La parola "arianno" compare per la prima volta nel testo sacro indiano antico Rigveda e nel Gathas iraniano. I termini indiani ed iraniani sono derivati direttamente da *arya (proto-indo-iraniano), apparentemente un'autodenominazione dei proto-indo-iraniani. Il termine inoltre si trova nelle vecchie iscrizioni persiane ed in altre fonti persiane dal 500 a.C. in avanti, e la stessa parola "Iran" è derivata da esso (vedere Airyanem Vaejah). Dario il Grande disse: Io sono Dario il Grande Re, re dei re, re di paesi che contengono tutte le razze degli uomini, re in questa grande terra ampia e sconfinata, figlio di Hystaspes, un achemenide, un persiano, figlio di un persiano, un ariano, discendente da ariani. L'India inoltre si chiama Aryavarta, che significa "la terra degli ariani". Gli iraniani moderni considerano la loro origine etnica e storica come ariana e nell'Induismo storico il termine dal sanscrito ha preso il significato spirituale di nobile. Poiché, nel XIX secolo, gli indo-iraniani erano il popolo che parlava la più antica lingua indoeuropea conosciuta, la parola "ariano" è stata adottata per riferirsi non solo alla gente indo-iraniana, ma anche a tutti gli altri popoli indoeuropei. Si è argomentato che tutte queste lingue provengono da una radice comune - ora conosciuta come proto-indo-europea - parlata da popoli antichi che devono essere antenati dei popoli indiani, europei e iraniani. Dovrebbe essere notato che questo uso del termine è obsoleto. Nell'odierno inglese aryan è sinonimo di indo-iraniano, o in particolare proto-indo-iraniano.
Nel Saggio sull'ineguaglianza delle razze umane pubblicato a metà del XIX secolo da Joseph-Arthur de Gobineau si trova la prima definizione di razza ariana come razza bianca pura.

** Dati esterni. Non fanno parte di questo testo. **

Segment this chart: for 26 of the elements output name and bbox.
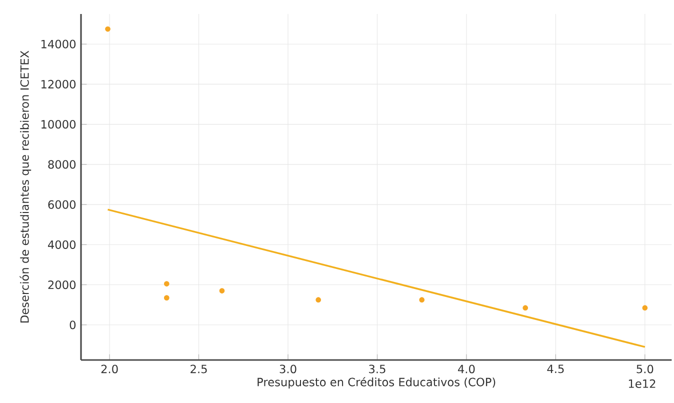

Il nobile francese ha affermato la superiorità dell'aristocrazia ariana rispetto al popolo, secondo lui invece frutto della mescolanza degli Ariani con razze inferiori. L'idea che gli europei fossero i più puri è stata successivamente affermata assiduamente non solo dal conte de Gobineau ma anche da altri scrittori: il più importante è stato il suo discepolo Houston Stewart Chamberlain, che ha scritto della razza ariana: Colei che ha parlato le lingue indoeuropee ed è stata prescelta per essere il più nobile dei popoli.

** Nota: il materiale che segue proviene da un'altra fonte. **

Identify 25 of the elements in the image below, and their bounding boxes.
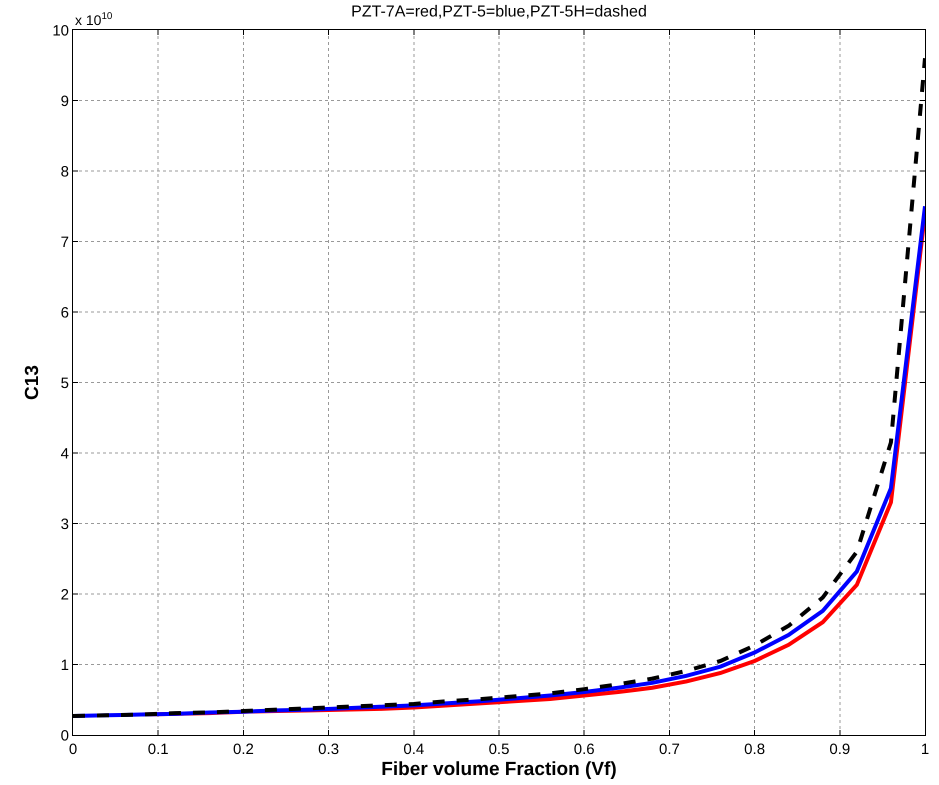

Nel XIX secolo c'è stato un ulteriore salto dalla linguistica all'etnologia: è stato dichiarato che gli esseri umani che parlano la lingua discendente dagli indoeuropei (cioè quasi tutti gli europei, ad eccezione dei lapponi discendono anche geneticamente da questo popolo. Di conseguenza gli esseri umani bianchi sono stati identificati come discendenti degli ariani. L'ebreo, anche se in Europa è simile agli altri popoli - ebrei aschenaziti - per il colore chiaro della pelle e degli occhi, è stato politicamente escluso da questa definizione durante il nazionalsocialismo, perché non di origine pura indogermanica.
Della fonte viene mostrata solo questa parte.